After examination, it was found that the mice that were exposed to e-cigarette vapor with nicotine, presented an increase in lung cytokine and protease expression, as well as mucin staining in the airways and other conditions that affected their respiratory system. The vehicle (50% VG and 50%PG) didn’t have any effect, but according to the results of the study, e-cigarettes caused emphysema and airway hyperreactivity. The abstract was published on the official website of the ERS and came to the conclusion that the study showed for the first time that e-cigarette exposure could lead to asthma and emphysema.
Back in 2014, when the study was originally presented, the information about it was scarce. While the conclusion raised concerns among e-cigarette users, the truth is that there was a lack of further details about how the research was carried. The research contradicted the findings of previous studies that found improvement on the symptoms and lung functions of people who replaced traditional tobacco cigarettes with electronic cigarettes. Even after the study, new research has also suggested that e-cigarettes could improve the general health of smokers who opted for them as an alternative to analogue cigarettes.

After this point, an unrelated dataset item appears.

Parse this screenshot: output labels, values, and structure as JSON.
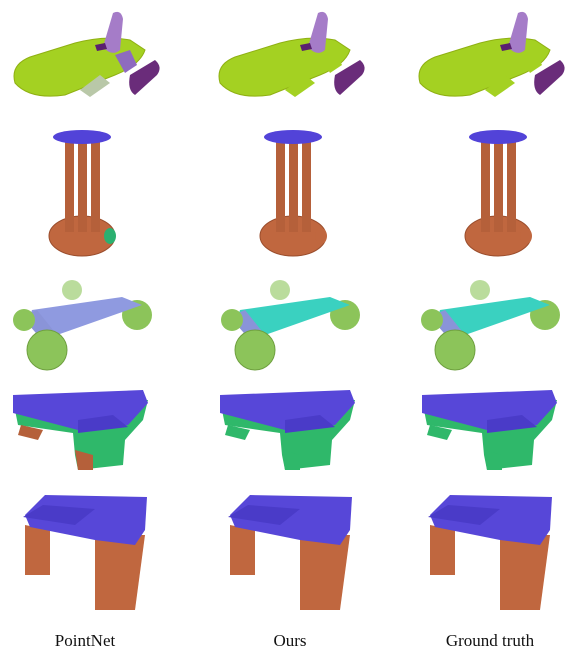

In fact, a recent study conducted by a team lead by Professor Ricardo Polosa at the University of Catania, Italy, concluded that electronic cigarettes could be an effective aid for asthmatic smokers who want to quit and that these devices can also help to reverse the harm of subjective and objective asthma outcomes. The study focused on the changed in the health condition and respiratory function of 18 smokers with mild to moderate asthma, whi switched to electronic cigarettes. The study compared the condition of the group, before switching to e-cigarettes with the results obtained at follow-up visits at 6, 12 and 24 months.
Many health experts have referred to the potential of electronic cigarettes to save lives, but the European Respiratory Society has followed the approach of the World Health Organization, and stated that it has concerns about the use of e-cigarettes. While they recognized that e-cigarettes seem less harmful to health than tobacco cigarettes, in an official statement, the organization said that since the long-term effect of electronic cigarettes is not well documented at this time, “ERS believes that the precautionary principle should be applied when scientific evidence is inconclusive”. In the meantime, the devastating effects of tobacco are widely recognized and for many, e-cigarettes represent an alternative that could prevent many of the millions of deaths caused by tobacco cigarettes each year.